Anger will perform "Dead Astronauts" Saturday at The Bard's Town.
He's not unaware of the delightful irony of a lineage of comedians with the last name "Anger." When he did stand-up, he had a joke about how emigrants would change their names to reflect their professions or other characteristics when processing through Ellis Island.
"So I figure we got off the boat pretty pissed off," he deadpans.
Anger debuted the show at the Slant Culture Theatre Festival last November, working with director (and Louisville Improvisors partner) Alec Volz while shaping his script. It's a mindset switch to go from team-based improv comedy to scripted solo dramatic work, and Anger says working with Volz helped him a great deal.
"I needed that help. I think most people can be helped by a director," says Anger. "[Volz] kept saying keep writing, keep writing. I thought, Jesus, man, this thing is going to be a mini-series. He finally said stop."
Anger's mind is particularly well-suited to improv comedy, Anger says, but the two modes of performance creation aren't as different as they might seem.
"Improv, for me, is just kind of what I do. I’ve been doing it for so long I don’t really think about it much and for ["Dead Astronauts"], this was pretty important for me because I wanted to get it just right," he says. "Improv helps me with writing.

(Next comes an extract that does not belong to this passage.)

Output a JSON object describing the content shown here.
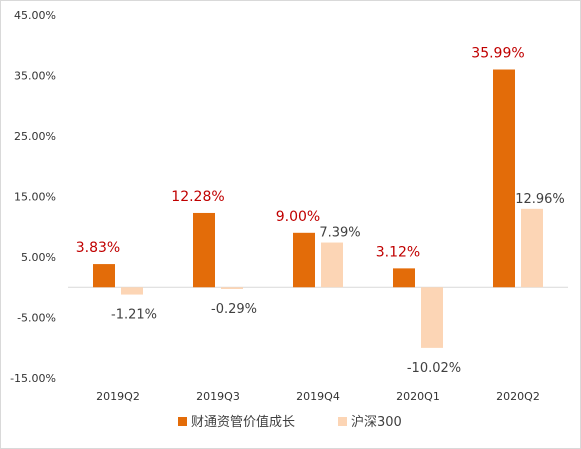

Improv, the way we do it and teach it, you need to learn how to tell a story, and add information, and build."
Don't ask him what dead astronauts have to do with his life ("you have to come see the show"), but he will offer that they symbolized a pivotal moment in his childhood, which also included battles with depression and a stint at a residential treatment center.
"This is back in the Sixties, so they called it boarding school. But I think if you’re doped up on medicine and surrounded by an electric fence, I’m not sure boarding school – you might think Swiss boarding school, but it wasn’t that kind of place," he says. "And it actually wasn’t horrible."
This isn't about grinding family axes, though. Anger remains close with his father, record industry executive Harry Anger, who flew into Louisville last fall to see his show. Here's the benefit to coming from a show-biz family: Anger's father respects his son's creative process.
"He didn’t quibble with anything. He loved it," says Anger. "I’m the last person in our family who does comedy. Well, my mom’s pretty funny. But I think he appreciated hearing about the family history."